Bears piled up 198 for 2 thanks to powerful half-centuries from Dan Mousley, Sam Hain and Moeen Ali.
A modest start (21 from four overs) turned into a daunting total of which Falcons fell well short at 154 all out from 19.2 overs. No-one passed 30 as spinners Danny Briggs and Jake Lintott dismantled the top and middle orders to take their combined T20 wicket tally to 379.
Bears can now look forward to a home tie in the last eight in which they will aim to avoid the choke which has afflicted them at that stage in the last three seasons. Despite this damaging defeat, Falcons can still qualify but are under pressure to win their last two games, starting at Worcester next Thursday.

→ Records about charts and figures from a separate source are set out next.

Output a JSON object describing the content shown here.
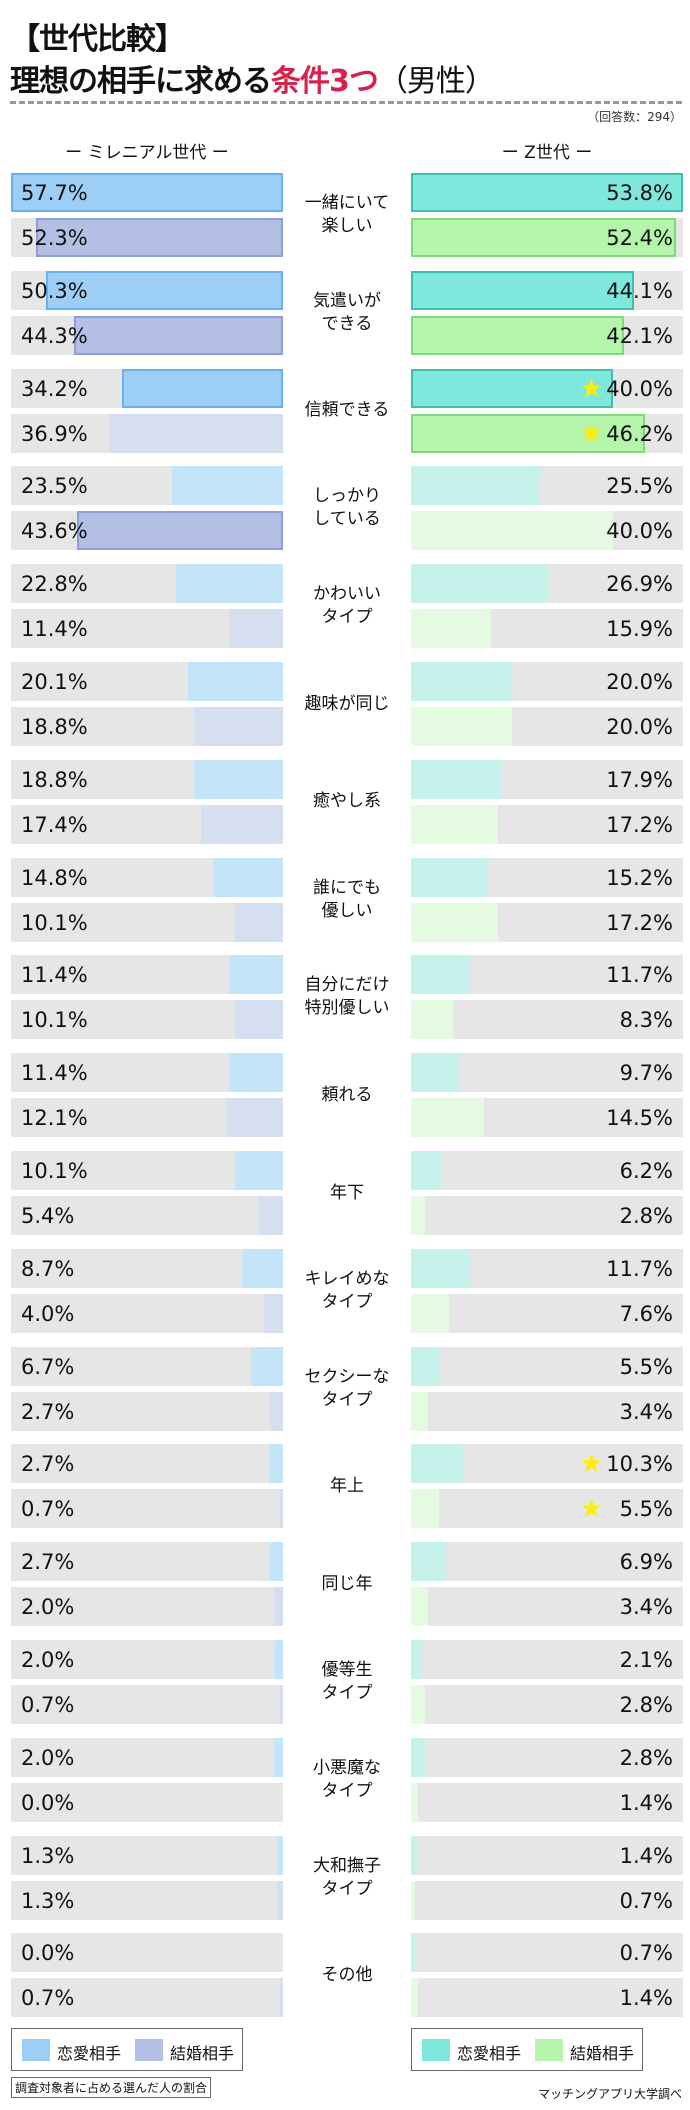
{
  "title": {
    "line1": "【世代比較】",
    "line2_a": "理想の相手に求める",
    "line2_b": "条件3つ",
    "line2_c": "（男性）"
  },
  "respondents": "（回答数：294）",
  "note": "調査対象者に占める選んだ人の割合",
  "source": "マッチングアプリ大学調べ",
  "colors": {
    "mil_love": "#9dcff6",
    "mil_marry": "#b3bfe5",
    "z_love": "#7fe8dc",
    "z_marry": "#b5f5ab",
    "mil_love_light": "#c4e5f7",
    "mil_marry_light": "#d5dff0",
    "z_love_light": "#c6f2ec",
    "z_marry_light": "#e4fbe2",
    "track": "#e6e6e6"
  },
  "chart_data": {
    "type": "bar",
    "title": "理想の相手に求める条件3つ（男性）",
    "groups": [
      "ミレニアル世代",
      "Z世代"
    ],
    "headers": {
      "mil": "ー ミレニアル世代 ー",
      "z": "ー Z世代 ー"
    },
    "legend": {
      "love": "恋愛相手",
      "marry": "結婚相手"
    },
    "categories": [
      "一緒にいて\n楽しい",
      "気遣いが\nできる",
      "信頼できる",
      "しっかり\nしている",
      "かわいい\nタイプ",
      "趣味が同じ",
      "癒やし系",
      "誰にでも\n優しい",
      "自分にだけ\n特別優しい",
      "頼れる",
      "年下",
      "キレイめな\nタイプ",
      "セクシーな\nタイプ",
      "年上",
      "同じ年",
      "優等生\nタイプ",
      "小悪魔な\nタイプ",
      "大和撫子\nタイプ",
      "その他"
    ],
    "series": [
      {
        "name": "ミレニアル世代 恋愛相手",
        "values": [
          57.7,
          50.3,
          34.2,
          23.5,
          22.8,
          20.1,
          18.8,
          14.8,
          11.4,
          11.4,
          10.1,
          8.7,
          6.7,
          2.7,
          2.7,
          2.0,
          2.0,
          1.3,
          0.0
        ]
      },
      {
        "name": "ミレニアル世代 結婚相手",
        "values": [
          52.3,
          44.3,
          36.9,
          43.6,
          11.4,
          18.8,
          17.4,
          10.1,
          10.1,
          12.1,
          5.4,
          4.0,
          2.7,
          0.7,
          2.0,
          0.7,
          0.0,
          1.3,
          0.7
        ]
      },
      {
        "name": "Z世代 恋愛相手",
        "values": [
          53.8,
          44.1,
          40.0,
          25.5,
          26.9,
          20.0,
          17.9,
          15.2,
          11.7,
          9.7,
          6.2,
          11.7,
          5.5,
          10.3,
          6.9,
          2.1,
          2.8,
          1.4,
          0.7
        ]
      },
      {
        "name": "Z世代 結婚相手",
        "values": [
          52.4,
          42.1,
          46.2,
          40.0,
          15.9,
          20.0,
          17.2,
          17.2,
          8.3,
          14.5,
          2.8,
          7.6,
          3.4,
          5.5,
          3.4,
          2.8,
          1.4,
          0.7,
          1.4
        ]
      }
    ],
    "highlighted": {
      "mil_love": [
        0,
        1,
        2
      ],
      "mil_marry": [
        0,
        1,
        3
      ],
      "z_love": [
        0,
        1,
        2
      ],
      "z_marry": [
        0,
        1,
        2
      ]
    },
    "starred": {
      "z_love": [
        2,
        13
      ],
      "z_marry": [
        2,
        13
      ]
    },
    "unit": "%"
  }
}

Put in, Bears made a subdued start, taking just seven runs from the first 15 balls. Mohammad Amir produced a beauty to have Alex Davies caught behind and Bears hit only four fours in the powerplay which they ended on 41 for 1.
Moeen than exploded into aggression. Having meandered to 25 from 23 balls, he thundered to 50 in just another five with four sixes in five balls off Samit Patel and Alex Thomson. Pat Brown unfurled a clever slower ball which Moeen gloved behind but the impetus created by the captain was emphatically taken up by Mousley and Hain in an unbroken third-wicket partnership of 111 in 62 balls.
Mousley reached his eighth T20 half-century, and second in successive games, from 39 balls. Hain followed to his 33rd T20 half-century from 29 balls, one of which was smashed for arguably the most glorious six in the history of T20, over extra cover off Amir.
Falcons enjoyed a strong powerplay, reaching 60 for 1 for the loss of Luis Reece, who skied George Garton to mid-on, but thereafter the scoreboard pressure took its toll.
David Lloyd lifted his first ball for six but was bamboozled and bowled by Briggs' first ball. Lintott also struck in his first over when Aneurin Donald sought the crowd over long-off but found only Mousley just inside the boundary.
Wayne Madsen and Patel have the talent to tackle the biggest chases but when they perished in the space of four balls Falcons' challenge was over. Patel hit three sixes on his way to 28 but then sliced Lintott to extra cover. Hain collected that catch and was there again when Madsen lifted a drive at Briggs.
The potentially destructive Ross Whiteley fell lbw slog-sweeping at Briggs and Falcons drifted further and further behind the required rate in a fixture that it unlikely to feature on the back pages of tomorrow's papers.